The problem with “Love Object” is that it moves progressively downhill. The first part has the virtues of a good film school project. Using fairly simple means, Parigi captures the cold, antiseptic environment of Kenneth’s office, and Harrington (who most recently played the bland hero in the gruesome slasher flick “Wrong Turn”) manages a reasonably good imitation of the dry, distant fellow totally unable to connect with other human beings. When Kenneth first acquires Nikki, there’s a funny scene in which his neighbors badger him about the unwieldy box that’s been delivered to his door, and another in which he and the doll watch a video of “The English Patient,” which he’s been told women love. As the picture segues into its “Vertigo” portion, however, it becomes less amusing and more stilted. And Sagemiller, sad to say, doesn’t bring a great deal to the party: she’s attractive enough, but basically lukewarm, and the relationship between her and Kenneth never seems remotely plausible. But it’s the last third of the picture that goes completely off the rails. Kenneth’s obsession with merging Nikki and Lisa is obvious, but the way in which it’s dramatized, with the fellow taking on the characteristics of a deranged Dr. Frankenstein, is so tonally at odds with what’s preceded (as well as unpleasantly graphic) that it sours one’s recollections of what had gone before. (It’s much the same sort of miscalculation that put the final nail into “May” last year.)

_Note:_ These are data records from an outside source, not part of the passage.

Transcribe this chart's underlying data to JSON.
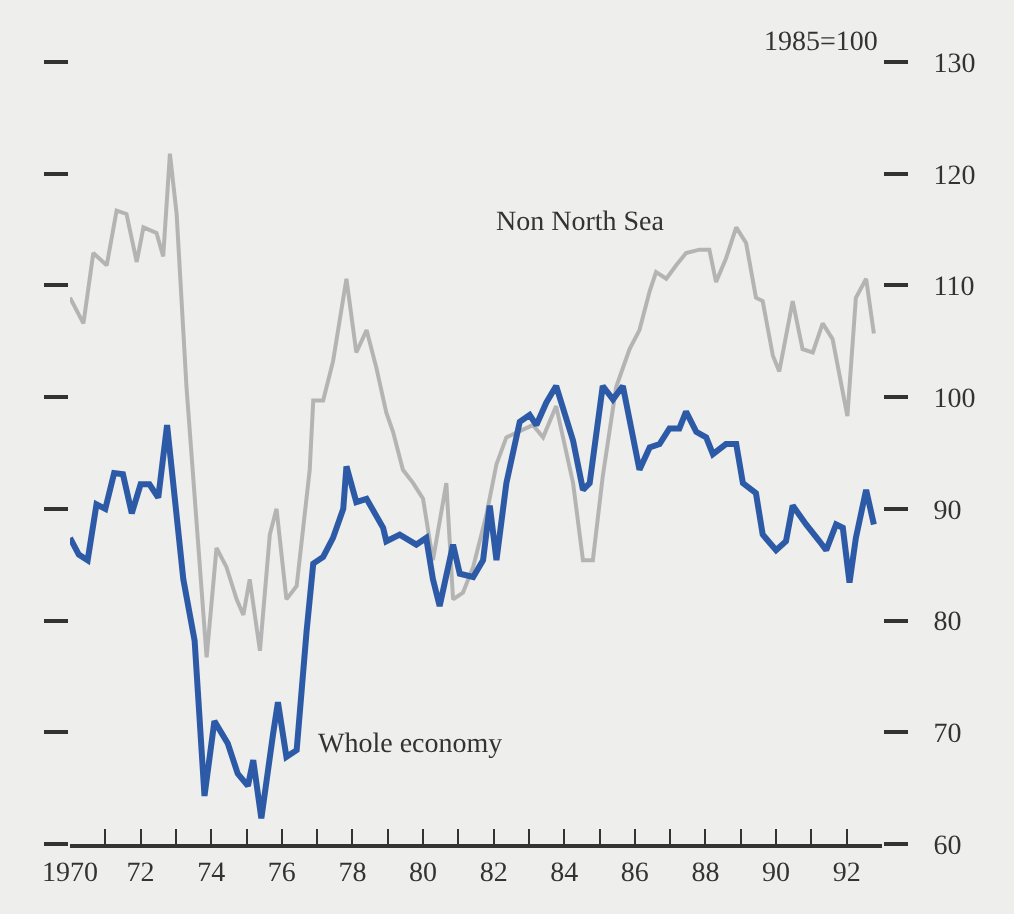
{
  "chart_data": {
    "type": "line",
    "annotations": [
      "1985=100"
    ],
    "xlim": [
      1970,
      1993
    ],
    "xticks": [
      1970,
      {
        "value": 1971,
        "label": null
      },
      {
        "value": 1972,
        "label": "72"
      },
      {
        "value": 1973,
        "label": null
      },
      {
        "value": 1974,
        "label": "74"
      },
      {
        "value": 1975,
        "label": null
      },
      {
        "value": 1976,
        "label": "76"
      },
      {
        "value": 1977,
        "label": null
      },
      {
        "value": 1978,
        "label": "78"
      },
      {
        "value": 1979,
        "label": null
      },
      {
        "value": 1980,
        "label": "80"
      },
      {
        "value": 1981,
        "label": null
      },
      {
        "value": 1982,
        "label": "82"
      },
      {
        "value": 1983,
        "label": null
      },
      {
        "value": 1984,
        "label": "84"
      },
      {
        "value": 1985,
        "label": null
      },
      {
        "value": 1986,
        "label": "86"
      },
      {
        "value": 1987,
        "label": null
      },
      {
        "value": 1988,
        "label": "88"
      },
      {
        "value": 1989,
        "label": null
      },
      {
        "value": 1990,
        "label": "90"
      },
      {
        "value": 1991,
        "label": null
      },
      {
        "value": 1992,
        "label": "92"
      }
    ],
    "ylim": [
      60,
      130
    ],
    "yticks": [
      60,
      70,
      80,
      90,
      100,
      110,
      120,
      130
    ],
    "grid": false,
    "legend": false,
    "marker": "none",
    "line_style": "solid",
    "series": [
      {
        "name": "Non North Sea",
        "color": "#b4b4b4",
        "x": [
          1970.0,
          1970.38,
          1970.66,
          1971.04,
          1971.32,
          1971.6,
          1971.89,
          1972.08,
          1972.45,
          1972.64,
          1972.83,
          1973.02,
          1973.3,
          1973.87,
          1974.15,
          1974.43,
          1974.72,
          1974.91,
          1975.09,
          1975.38,
          1975.66,
          1975.85,
          1976.13,
          1976.42,
          1976.79,
          1976.89,
          1977.17,
          1977.45,
          1977.83,
          1978.11,
          1978.4,
          1978.68,
          1978.96,
          1979.15,
          1979.43,
          1979.72,
          1980.0,
          1980.28,
          1980.66,
          1980.85,
          1981.13,
          1981.42,
          1981.79,
          1982.08,
          1982.36,
          1983.11,
          1983.4,
          1983.77,
          1984.25,
          1984.53,
          1984.81,
          1985.09,
          1985.47,
          1985.85,
          1986.13,
          1986.42,
          1986.6,
          1986.89,
          1987.17,
          1987.45,
          1987.83,
          1988.11,
          1988.3,
          1988.58,
          1988.87,
          1989.15,
          1989.43,
          1989.62,
          1989.91,
          1990.09,
          1990.47,
          1990.75,
          1991.04,
          1991.32,
          1991.6,
          1992.02,
          1992.26,
          1992.55,
          1992.77
        ],
        "values": [
          108.9,
          106.6,
          112.9,
          111.8,
          116.7,
          116.4,
          112.1,
          115.2,
          114.7,
          112.6,
          121.8,
          116.4,
          100.9,
          76.7,
          86.5,
          84.8,
          81.9,
          80.5,
          83.7,
          77.3,
          87.7,
          90.0,
          81.9,
          83.1,
          93.5,
          99.7,
          99.7,
          103.2,
          110.6,
          104.0,
          106.0,
          102.6,
          98.6,
          96.9,
          93.5,
          92.3,
          90.9,
          85.4,
          92.3,
          81.9,
          82.5,
          84.8,
          89.4,
          94.0,
          96.4,
          97.5,
          96.4,
          99.2,
          92.3,
          85.4,
          85.4,
          92.9,
          100.9,
          104.3,
          106.0,
          109.5,
          111.2,
          110.6,
          111.8,
          112.9,
          113.2,
          113.2,
          110.3,
          112.4,
          115.2,
          113.8,
          108.9,
          108.6,
          103.7,
          102.3,
          108.6,
          104.3,
          104.0,
          106.6,
          105.2,
          98.3,
          108.9,
          110.6,
          105.7
        ]
      },
      {
        "name": "Whole economy",
        "color": "#2c5aa6",
        "x": [
          1970.0,
          1970.25,
          1970.5,
          1970.75,
          1971.0,
          1971.25,
          1971.5,
          1971.75,
          1972.0,
          1972.25,
          1972.5,
          1972.75,
          1973.21,
          1973.53,
          1973.81,
          1974.09,
          1974.47,
          1974.75,
          1975.04,
          1975.19,
          1975.42,
          1975.75,
          1975.89,
          1976.13,
          1976.42,
          1976.7,
          1976.89,
          1977.17,
          1977.45,
          1977.74,
          1977.83,
          1978.11,
          1978.4,
          1978.87,
          1978.96,
          1979.34,
          1979.81,
          1980.09,
          1980.28,
          1980.47,
          1980.85,
          1981.04,
          1981.42,
          1981.7,
          1981.89,
          1982.08,
          1982.36,
          1982.74,
          1983.02,
          1983.21,
          1983.49,
          1983.77,
          1984.25,
          1984.53,
          1984.72,
          1985.09,
          1985.38,
          1985.66,
          1986.13,
          1986.42,
          1986.7,
          1986.98,
          1987.26,
          1987.45,
          1987.74,
          1988.02,
          1988.21,
          1988.58,
          1988.87,
          1989.06,
          1989.43,
          1989.62,
          1990.0,
          1990.28,
          1990.47,
          1990.85,
          1991.23,
          1991.42,
          1991.7,
          1991.89,
          1992.08,
          1992.26,
          1992.55,
          1992.77
        ],
        "values": [
          87.4,
          85.9,
          85.4,
          90.4,
          90.0,
          93.2,
          93.1,
          89.6,
          92.2,
          92.2,
          91.0,
          97.5,
          83.7,
          78.2,
          64.3,
          71.0,
          69.0,
          66.3,
          65.2,
          67.5,
          62.3,
          69.8,
          72.7,
          67.8,
          68.4,
          79.0,
          85.1,
          85.7,
          87.4,
          90.0,
          93.8,
          90.6,
          90.9,
          88.3,
          87.1,
          87.7,
          86.8,
          87.4,
          83.7,
          81.3,
          86.8,
          84.2,
          83.9,
          85.4,
          90.3,
          85.4,
          92.3,
          97.8,
          98.4,
          97.5,
          99.5,
          101.0,
          96.1,
          91.7,
          92.3,
          101.0,
          99.8,
          101.0,
          93.5,
          95.5,
          95.8,
          97.2,
          97.2,
          98.7,
          96.9,
          96.4,
          94.9,
          95.8,
          95.8,
          92.3,
          91.4,
          87.7,
          86.3,
          87.1,
          90.3,
          88.6,
          87.1,
          86.3,
          88.6,
          88.3,
          83.4,
          87.4,
          91.7,
          88.6
        ]
      }
    ]
  }
}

The upshot is that though there are moments of considerable promise in the film, particularly in the first hour or so, its ultimate stumble largely cancels them out; even a fairly clever ironic ending fails to salvage things. “Love Object” proves that Parigi has seen many different kinds of movies, but he hasn’t been able to meld his homages to three of them into a satisfying whole. Though you might admire bits and pieces of it, overall this movie is unlikely to be the object of anyone’s affection.